Sam’s Looks Beyond Small Biz Customers
Sam’s Club, it is well known, has built its very substantial business by catering to the needs of many much smaller businesses. It’s primary competitor, Costco, has built its reputation by satisfying the desires, both mundane and extravagant, of individual consumers. The stark portrayal of the two chains, one business-focused and the other with a consumer bent, is both overly simplistic and inaccurate. Sam’s, for example, will generate a little less than half of its revenues this year from non-business members.

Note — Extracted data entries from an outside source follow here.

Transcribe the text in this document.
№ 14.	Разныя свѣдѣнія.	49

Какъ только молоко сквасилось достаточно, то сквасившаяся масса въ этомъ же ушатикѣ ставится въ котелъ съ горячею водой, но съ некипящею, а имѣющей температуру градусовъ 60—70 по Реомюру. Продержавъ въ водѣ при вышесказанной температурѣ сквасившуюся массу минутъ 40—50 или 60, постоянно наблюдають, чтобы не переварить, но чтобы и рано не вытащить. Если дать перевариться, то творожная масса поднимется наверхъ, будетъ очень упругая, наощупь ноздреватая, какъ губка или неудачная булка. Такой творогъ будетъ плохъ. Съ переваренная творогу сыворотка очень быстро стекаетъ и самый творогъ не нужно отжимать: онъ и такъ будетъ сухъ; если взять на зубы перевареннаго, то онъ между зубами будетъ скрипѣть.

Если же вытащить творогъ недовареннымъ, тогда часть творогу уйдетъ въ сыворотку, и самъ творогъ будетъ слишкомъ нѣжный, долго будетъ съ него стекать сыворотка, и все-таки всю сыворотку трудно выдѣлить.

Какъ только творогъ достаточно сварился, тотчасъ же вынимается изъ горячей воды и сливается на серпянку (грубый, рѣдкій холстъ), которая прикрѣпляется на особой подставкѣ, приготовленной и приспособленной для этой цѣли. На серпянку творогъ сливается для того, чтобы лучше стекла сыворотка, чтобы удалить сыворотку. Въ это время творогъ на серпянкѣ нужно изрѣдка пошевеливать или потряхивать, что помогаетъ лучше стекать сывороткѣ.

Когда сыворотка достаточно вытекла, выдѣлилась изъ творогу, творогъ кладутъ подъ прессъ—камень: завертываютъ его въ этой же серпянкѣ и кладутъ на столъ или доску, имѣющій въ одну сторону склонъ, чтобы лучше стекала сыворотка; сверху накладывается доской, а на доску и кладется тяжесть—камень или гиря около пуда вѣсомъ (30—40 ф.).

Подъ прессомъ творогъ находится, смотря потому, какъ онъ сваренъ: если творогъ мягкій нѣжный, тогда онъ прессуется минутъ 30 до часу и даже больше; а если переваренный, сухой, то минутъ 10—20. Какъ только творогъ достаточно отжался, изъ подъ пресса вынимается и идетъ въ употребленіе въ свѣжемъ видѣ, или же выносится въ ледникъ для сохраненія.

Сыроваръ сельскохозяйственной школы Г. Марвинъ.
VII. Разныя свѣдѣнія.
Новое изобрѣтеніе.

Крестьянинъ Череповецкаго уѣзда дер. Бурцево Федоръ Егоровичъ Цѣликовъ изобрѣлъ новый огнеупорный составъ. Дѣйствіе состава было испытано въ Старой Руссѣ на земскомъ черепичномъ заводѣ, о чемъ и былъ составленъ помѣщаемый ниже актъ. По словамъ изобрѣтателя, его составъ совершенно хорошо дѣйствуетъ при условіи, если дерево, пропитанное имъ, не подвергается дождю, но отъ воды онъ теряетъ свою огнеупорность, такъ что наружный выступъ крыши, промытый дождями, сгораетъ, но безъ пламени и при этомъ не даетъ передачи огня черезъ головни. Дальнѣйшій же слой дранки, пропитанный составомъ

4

There is truth, however, that Sam’s has sought for some time to be seen as
more individual-friendly without turning its back on its core small business
customers. The April 2006 RetailWire discussion,
Sam’s Wants a Piece of Costco’s Pie, looked at how the Walmart-owned chain
was seeking to grab consumer market share from its rival in both “affordable” and “unaffordable
With that in mind, it’s interesting to see that the new (old) news is that Sam’s is continuing to look for ways to attract more individual members to its clubs. One of the current draws, according to an article on the Meat & Deli Retailer website, is the club’s expanding selection of prepared foods and heat-and-eat dishes.
“People are time starved, but they still want tasty and nutritious food at home,” said Shawn Baldwin, Sam’s Club vice president of fresh merchandising. “The key is to provide items that are fast to prepare and high quality.”

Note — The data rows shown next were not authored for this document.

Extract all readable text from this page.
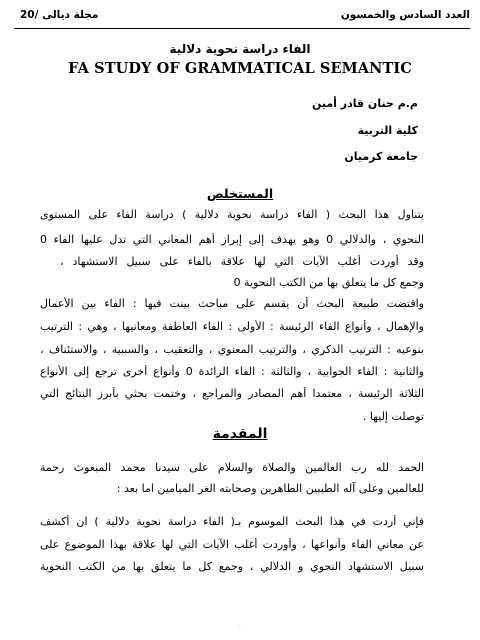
العدد السادس والخمسون
مجلة ديالى /20
الفاء دراسة نحوية دلالية
FA STUDY OF GRAMMATICAL SEMANTIC
م.م حنان قادر أمين
كلية التربية
جامعة كرميان
المستخلص
يتناول هذا البحث ( الفاء دراسة نحوية دلالية ) دراسة الفاء على المستوى
النحوي ، والدلالي 0 وهو يهدف إلى إبراز أهم المعاني التي تدل عليها الفاء 0
وقد أوردت أغلب الآيات التي لها علاقة بالفاء على سبيل الاستشهاد ،
وجمع كل ما يتعلق بها من الكتب النحوية 0
واقتضت طبيعة البحث أن يقسم على مباحث بينت فيها : الفاء بين الأعمال
والإهمال ، وأنواع الفاء الرئيسة : الأولى : الفاء العاطفة ومعانيها ، وهي : الترتيب
بنوعيه : الترتيب الذكري ، والترتيب المعنوي ، والتعقيب ، والسببية ، والاستئناف ،
والثانية : الفاء الجوابية ، والثالثة : الفاء الزائدة 0 وأنواع أخرى ترجع إلى الأنواع
الثلاثة الرئيسة ، معتمدا أهم المصادر والمراجع ، وختمت بحثي بأبرز النتائج التي
توصلت إليها .
المقدمة
الحمد لله رب العالمين والصلاة والسلام على سيدنا محمد المبعوث رحمة
للعالمين وعلى آله الطيبين الطاهرين وصحابته الغر الميامين اما بعد :
فإني أردت في هذا البحث الموسوم بـ( الفاء دراسة نحوية دلالية ) ان أكشف
عن معاني الفاء وأنواعها ، وأوردت أغلب الآيات التي لها علاقة بهذا الموضوع على
سبيل الاستشهاد النحوي و الدلالي ، وجمع كل ما يتعلق بها من الكتب النحوية
·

According to the Meat & Deli Retailer report, Sam’s recently launched a home meal replacement program in 200 clubs with plans to add another 100. Among the items on the “menu” are hot rotisserie chickens at $4.97 for a three-pound bird, Angus sirloin burger with garlic mashed potatoes, chicken Alfredo with penne pasta, and tequila-flavored turkey mignon. The club also recently upgraded the quality and selection of deli meats with its own Castlewood brand.
“The key is stick to quality, while also balancing value,” said Mr. Baldwin. “It is a way to differentiate ourselves.”

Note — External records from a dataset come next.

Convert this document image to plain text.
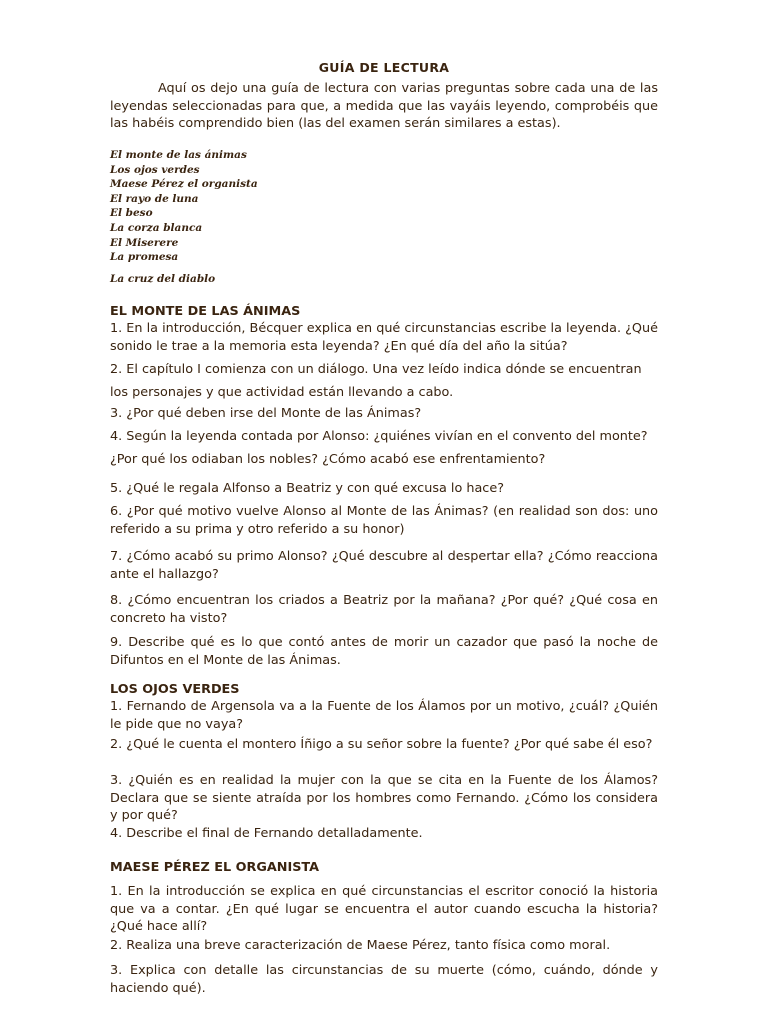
GUÍA DE LECTURA
Aquí os dejo una guía de lectura con varias preguntas sobre cada una de las leyendas seleccionadas para que, a medida que las vayáis leyendo, comprobéis que las habéis comprendido bien (las del examen serán similares a estas).
El monte de las ánimas
Los ojos verdes
Maese Pérez el organista
El rayo de luna
El beso
La corza blanca
El Miserere
La promesa
La cruz del diablo
EL MONTE DE LAS ÁNIMAS
1. En la introducción, Bécquer explica en qué circunstancias escribe la leyenda. ¿Qué sonido le trae a la memoria esta leyenda? ¿En qué día del año la sitúa?
2. El capítulo I comienza con un diálogo. Una vez leído indica dónde se encuentran los personajes y que actividad están llevando a cabo.
3. ¿Por qué deben irse del Monte de las Ánimas?
4. Según la leyenda contada por Alonso: ¿quiénes vivían en el convento del monte? ¿Por qué los odiaban los nobles? ¿Cómo acabó ese enfrentamiento?
5. ¿Qué le regala Alfonso a Beatriz y con qué excusa lo hace?
6. ¿Por qué motivo vuelve Alonso al Monte de las Ánimas? (en realidad son dos: uno referido a su prima y otro referido a su honor)
7. ¿Cómo acabó su primo Alonso? ¿Qué descubre al despertar ella? ¿Cómo reacciona ante el hallazgo?
8. ¿Cómo encuentran los criados a Beatriz por la mañana? ¿Por qué? ¿Qué cosa en concreto ha visto?
9. Describe qué es lo que contó antes de morir un cazador que pasó la noche de Difuntos en el Monte de las Ánimas.
LOS OJOS VERDES
1. Fernando de Argensola va a la Fuente de los Álamos por un motivo, ¿cuál? ¿Quién le pide que no vaya?
2. ¿Qué le cuenta el montero Íñigo a su señor sobre la fuente? ¿Por qué sabe él eso?
3. ¿Quién es en realidad la mujer con la que se cita en la Fuente de los Álamos? Declara que se siente atraída por los hombres como Fernando. ¿Cómo los considera y por qué?
4. Describe el final de Fernando detalladamente.
MAESE PÉREZ EL ORGANISTA
1. En la introducción se explica en qué circunstancias el escritor conoció la historia que va a contar. ¿En qué lugar se encuentra el autor cuando escucha la historia? ¿Qué hace allí?
2. Realiza una breve caracterización de Maese Pérez, tanto física como moral.
3. Explica con detalle las circunstancias de su muerte (cómo, cuándo, dónde y haciendo qué).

Bill Bishop, chairman of Willard Bishop and a RetailWire BrainTrust panelist, said, “Sam’s Club offers a great value and is causing some supermarkets to put more emphasis on family size packages. But more importantly, Sam’s Club is getting shoppers who are going to make a large purchase to first think about visiting its locations.”
Discussion Questions: Has Sam’s broken through the image that it is a small business store and not “right’ for individual consumers? Conversely, has Costco established its small business credentials? Can the warehouse chains serve small business customers and individual consumers without coming across as being unfocused by their own club members?